Dead Chickens. An eye for an eye






Heather jumps out of the van and says 'Where are the chickens?” She runs around behind the woodshed and gives a cry of despair. All our bantam chickens lie dead, all, it turns out, victims of a mink attack. We have had chickens several times in the past and it has always ended in some variation of the same theme. One by one or all at once; raccoon, hawk, mink, eagle. Keeping chickens is like setting up a free lunch cafe for the local wildlife. Even domestic cats have bagged our bantams in the past. Still, it is very upsetting even as we shrug our shoulders and prepare to clean up the next day.

Some have been killed within the fenced yard, others lie in corners of their house.
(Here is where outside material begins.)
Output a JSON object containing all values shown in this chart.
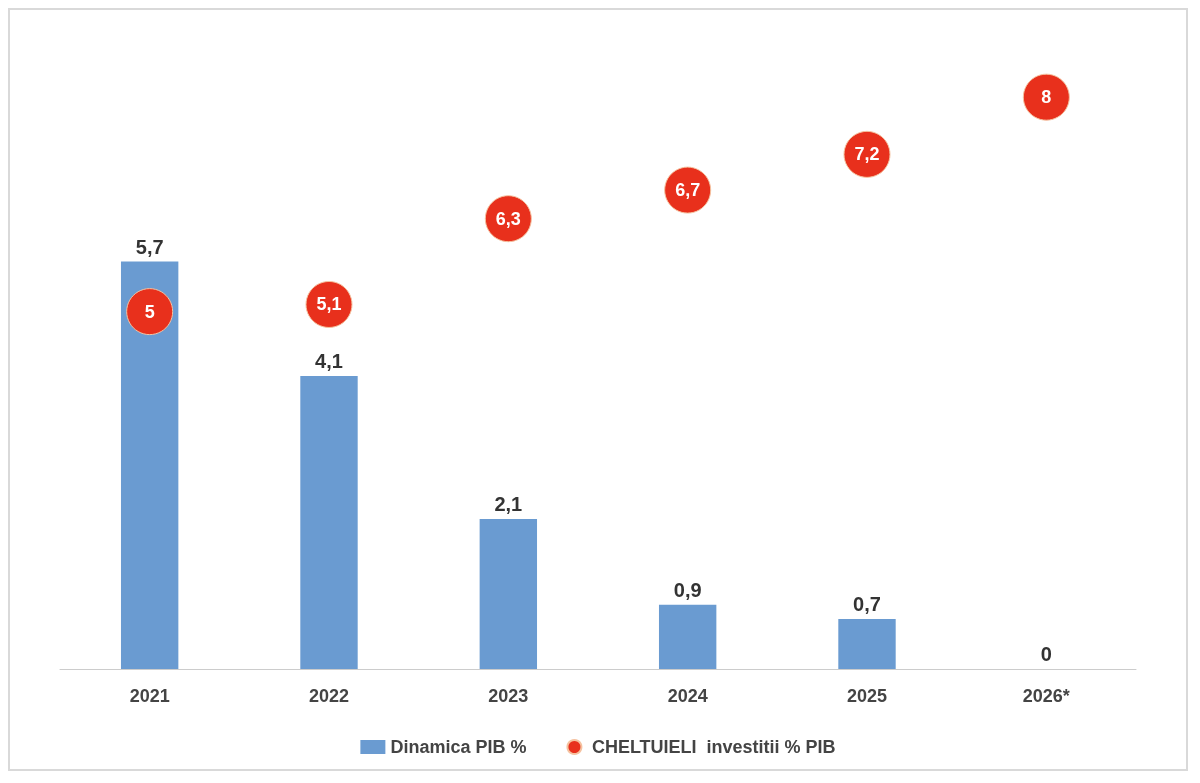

Throats torn out, headless, little bundles of feathers. Just days ago they were practising crowing or clucking “An egg, an egg!” Now just lumps to be buried.

Our first instinct is to lie in wait for the killer to return and to then exact revenge; that quick human response so close beneath our civilized personalities; but later know that killing the mink will just involve us in more death. The mink was just fulfilling its mission in life. Let this thing be and move on.

I wonder though if I had been living within the civil war in Syria right now and that had been my family lying dead; throats cut, mutilated. How would I react then? I bet I would not pause for rational thought; to understand the pressure the other side was in. I would swear vengeance and run off howling. Perhaps in my righteous anger I might find someone else's family to balance up the score. Madness, but oh so human.